A Practical ECS Architecture for Building RAG Systems

When I started moving toward the role of an AI Integrator, I experimented with many “typical” AI project patterns and documented the process in my blog. One of the most revealing steps was building a RAG system. As a backend engineer, my instinct was to implement everything on AWS Lambda, but this approach broke almost immediately: LangChain doesn’t fit into Lambda, even with layers or custom bundling, and the cold-start latency makes a chatbot unusable.

I tried a custom Docker-based Lambda runtime, and although it technically worked, it became clear that production RAG systems aren’t deployed this way. Chat workloads need stable, long-lived environments with predictable performance, persistent SDK clients, and no cold starts — something serverless functions cannot guarantee under real conversational traffic. So I built a full containerized architecture on ECS with EC2, reflecting what companies actually run in production. This article walks through that design and the lessons learned from turning a prototype into a realistic deployment. And here is my repository: chatbot-aws-rag.

System overview

I wanted the system to stay as close to free as possible, so I used a free LLM from Hugging Face repository for generation, and Pinecone’s free tier to generate and store embeddings. For deployment, I chose ECS on EC2: Fargate hides too much of the underlying behavior, and Kubernetes adds a learning curve I didn’t need. ECS gives a clear view of how containerized RAG services actually run in production.

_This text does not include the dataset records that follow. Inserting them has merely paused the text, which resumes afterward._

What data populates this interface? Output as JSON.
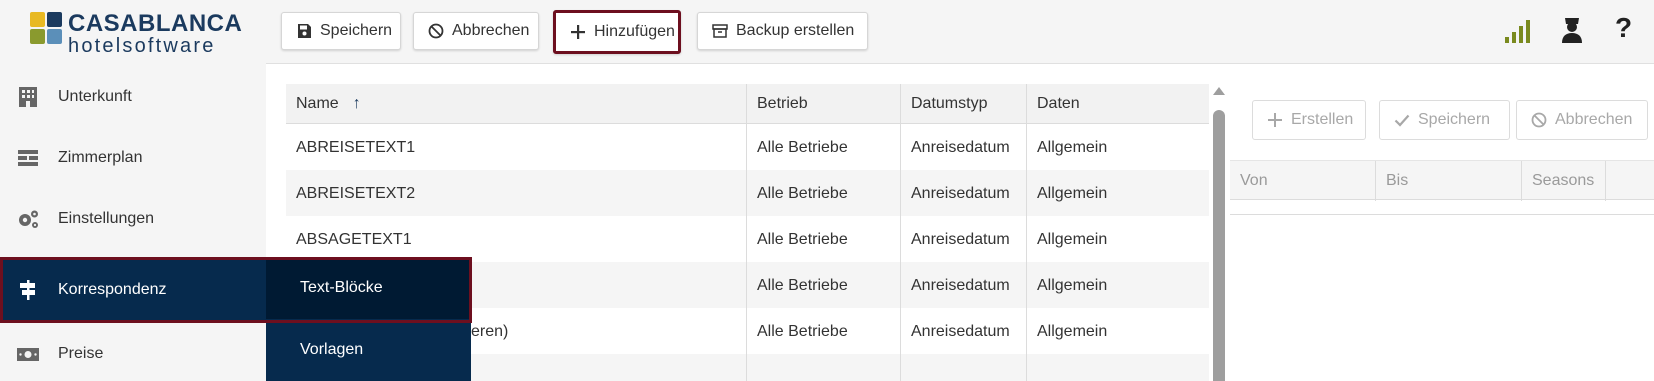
{
  "brand": {
    "title": "CASABLANCA",
    "subtitle": "hotelsoftware",
    "colors": {
      "blue": "#1b3a5e",
      "yellow": "#e8b923",
      "green": "#8a9a2e",
      "lightblue": "#5b8fb9"
    }
  },
  "sidebar": {
    "items": [
      {
        "label": "Unterkunft",
        "icon": "building-icon"
      },
      {
        "label": "Zimmerplan",
        "icon": "room-plan-icon"
      },
      {
        "label": "Einstellungen",
        "icon": "gears-icon"
      },
      {
        "label": "Korrespondenz",
        "icon": "signpost-icon",
        "active": true
      },
      {
        "label": "Preise",
        "icon": "money-icon"
      }
    ],
    "submenu": [
      {
        "label": "Text-Blöcke",
        "active": true
      },
      {
        "label": "Vorlagen"
      }
    ]
  },
  "toolbar": {
    "buttons": [
      {
        "label": "Speichern",
        "icon": "save-icon"
      },
      {
        "label": "Abbrechen",
        "icon": "ban-icon"
      },
      {
        "label": "Hinzufügen",
        "icon": "plus-icon",
        "highlighted": true
      },
      {
        "label": "Backup erstellen",
        "icon": "archive-icon"
      }
    ],
    "right_icons": [
      "signal-icon",
      "user-icon",
      "help-icon"
    ],
    "help_label": "?"
  },
  "table": {
    "columns": [
      "Name",
      "Betrieb",
      "Datumstyp",
      "Daten"
    ],
    "sort_indicator": "↑",
    "rows": [
      {
        "name": "ABREISETEXT1",
        "betrieb": "Alle Betriebe",
        "datumstyp": "Anreisedatum",
        "daten": "Allgemein"
      },
      {
        "name": "ABREISETEXT2",
        "betrieb": "Alle Betriebe",
        "datumstyp": "Anreisedatum",
        "daten": "Allgemein"
      },
      {
        "name": "ABSAGETEXT1",
        "betrieb": "Alle Betriebe",
        "datumstyp": "Anreisedatum",
        "daten": "Allgemein"
      },
      {
        "name": "",
        "betrieb": "Alle Betriebe",
        "datumstyp": "Anreisedatum",
        "daten": "Allgemein"
      },
      {
        "name": "eren)",
        "betrieb": "Alle Betriebe",
        "datumstyp": "Anreisedatum",
        "daten": "Allgemein"
      }
    ]
  },
  "right_panel": {
    "buttons": [
      {
        "label": "Erstellen",
        "icon": "plus-icon"
      },
      {
        "label": "Speichern",
        "icon": "check-icon"
      },
      {
        "label": "Abbrechen",
        "icon": "ban-icon"
      }
    ],
    "columns": [
      "Von",
      "Bis",
      "Seasons"
    ]
  }
}
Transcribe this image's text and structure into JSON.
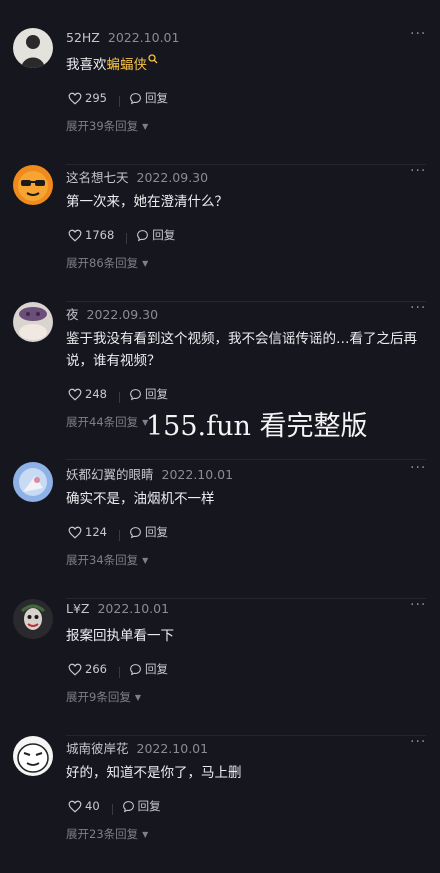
{
  "comments": [
    {
      "username": "52HZ",
      "date": "2022.10.01",
      "text_before": "我喜欢",
      "text_highlight": "蝙蝠侠",
      "likes": "295",
      "reply_label": "回复",
      "expand_label": "展开39条回复",
      "avatar_icon": "person-silhouette-avatar"
    },
    {
      "username": "这名想七天",
      "date": "2022.09.30",
      "text": "第一次来，她在澄清什么？",
      "likes": "1768",
      "reply_label": "回复",
      "expand_label": "展开86条回复",
      "avatar_icon": "sunglasses-emoji-avatar"
    },
    {
      "username": "夜",
      "date": "2022.09.30",
      "text": "鉴于我没有看到这个视频，我不会信谣传谣的…看了之后再说，谁有视频？",
      "likes": "248",
      "reply_label": "回复",
      "expand_label": "展开44条回复",
      "avatar_icon": "cat-avatar"
    },
    {
      "username": "妖都幻翼的眼睛",
      "date": "2022.10.01",
      "text": "确实不是，油烟机不一样",
      "likes": "124",
      "reply_label": "回复",
      "expand_label": "展开34条回复",
      "avatar_icon": "anime-avatar"
    },
    {
      "username": "L¥Z",
      "date": "2022.10.01",
      "text": "报案回执单看一下",
      "likes": "266",
      "reply_label": "回复",
      "expand_label": "展开9条回复",
      "avatar_icon": "joker-avatar"
    },
    {
      "username": "城南彼岸花",
      "date": "2022.10.01",
      "text": "好的，知道不是你了，马上删",
      "likes": "40",
      "reply_label": "回复",
      "expand_label": "展开23条回复",
      "avatar_icon": "meme-face-avatar"
    }
  ],
  "watermark": "155.fun 看完整版",
  "colors": {
    "background": "#16161e",
    "highlight": "#f5c24a"
  }
}
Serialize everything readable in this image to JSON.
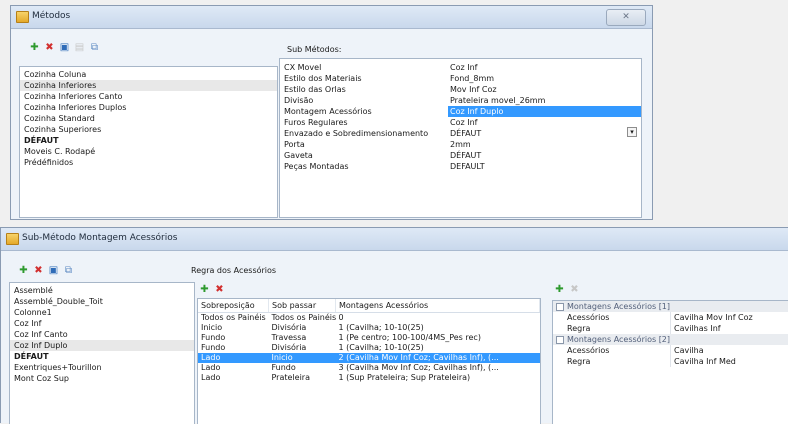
{
  "window1": {
    "title": "Métodos",
    "close": "✕",
    "methods": [
      "Cozinha Coluna",
      "Cozinha Inferiores",
      "Cozinha Inferiores Canto",
      "Cozinha Inferiores Duplos",
      "Cozinha Standard",
      "Cozinha Superiores",
      "DÉFAUT",
      "Moveis C. Rodapé",
      "Prédéfinidos"
    ],
    "submethods_label": "Sub Métodos:",
    "submethods": [
      {
        "name": "CX Movel",
        "value": "Coz Inf"
      },
      {
        "name": "Estilo dos Materiais",
        "value": "Fond_8mm"
      },
      {
        "name": "Estilo das Orlas",
        "value": "Mov Inf Coz"
      },
      {
        "name": "Divisão",
        "value": "Prateleira movel_26mm"
      },
      {
        "name": "Montagem Acessórios",
        "value": "Coz Inf Duplo"
      },
      {
        "name": "Furos Regulares",
        "value": "Coz Inf"
      },
      {
        "name": "Envazado e Sobredimensionamento",
        "value": "DÉFAUT"
      },
      {
        "name": "Porta",
        "value": "2mm"
      },
      {
        "name": "Gaveta",
        "value": "DÉFAUT"
      },
      {
        "name": "Peças Montadas",
        "value": "DEFAULT"
      }
    ]
  },
  "window2": {
    "title": "Sub-Método Montagem Acessórios",
    "submethods": [
      "Assemblé",
      "Assemblé_Double_Toit",
      "Colonne1",
      "Coz Inf",
      "Coz Inf Canto",
      "Coz Inf Duplo",
      "DÉFAUT",
      "Exentriques+Tourillon",
      "Mont Coz Sup"
    ],
    "rules_label": "Regra dos Acessórios",
    "rules_headers": [
      "Sobreposição",
      "Sob passar",
      "Montagens Acessórios"
    ],
    "rules": [
      [
        "Todos os Painéis",
        "Todos os Painéis",
        "0"
      ],
      [
        "Inicio",
        "Divisória",
        "1 (Cavilha; 10-10(25)"
      ],
      [
        "Fundo",
        "Travessa",
        "1 (Pe centro; 100-100/4MS_Pes rec)"
      ],
      [
        "Fundo",
        "Divisória",
        "1 (Cavilha; 10-10(25)"
      ],
      [
        "Lado",
        "Inicio",
        "2 (Cavilha Mov Inf Coz; Cavilhas Inf), (..."
      ],
      [
        "Lado",
        "Fundo",
        "3 (Cavilha Mov Inf Coz; Cavilhas Inf), (..."
      ],
      [
        "Lado",
        "Prateleira",
        "1 (Sup Prateleira; Sup Prateleira)"
      ]
    ],
    "props": [
      {
        "category": "Montagens Acessórios [1]",
        "rows": [
          {
            "key": "Acessórios",
            "value": "Cavilha Mov Inf Coz"
          },
          {
            "key": "Regra",
            "value": "Cavilhas Inf"
          }
        ]
      },
      {
        "category": "Montagens Acessórios [2]",
        "rows": [
          {
            "key": "Acessórios",
            "value": "Cavilha"
          },
          {
            "key": "Regra",
            "value": "Cavilha Inf Med"
          }
        ]
      }
    ]
  }
}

Knowledge ingestion is intentionally simple: I upload a JSONL file into S3, the bucket triggers a Lambda, and the Lambda pushes embeddings into Pinecone. This lets me extend the knowledge base just by adding new files. Later, I will integrate a RAGAS pipeline to evaluate how well the chatbot uses this data.

From Upload to Storage: The Data Flow

This system is intentionally simple and universal — a template any business can reuse to deploy a reference-style RAG chatbot. The bot doesn’t maintain memory or conversational state. It only answers one-shot questions based on a domain-specific JSONL file. A company can prepare its own set of questions and answers, upload the file into S3 as a predefined JSONL structure, and immediately get a chatbot grounded in its internal knowledge.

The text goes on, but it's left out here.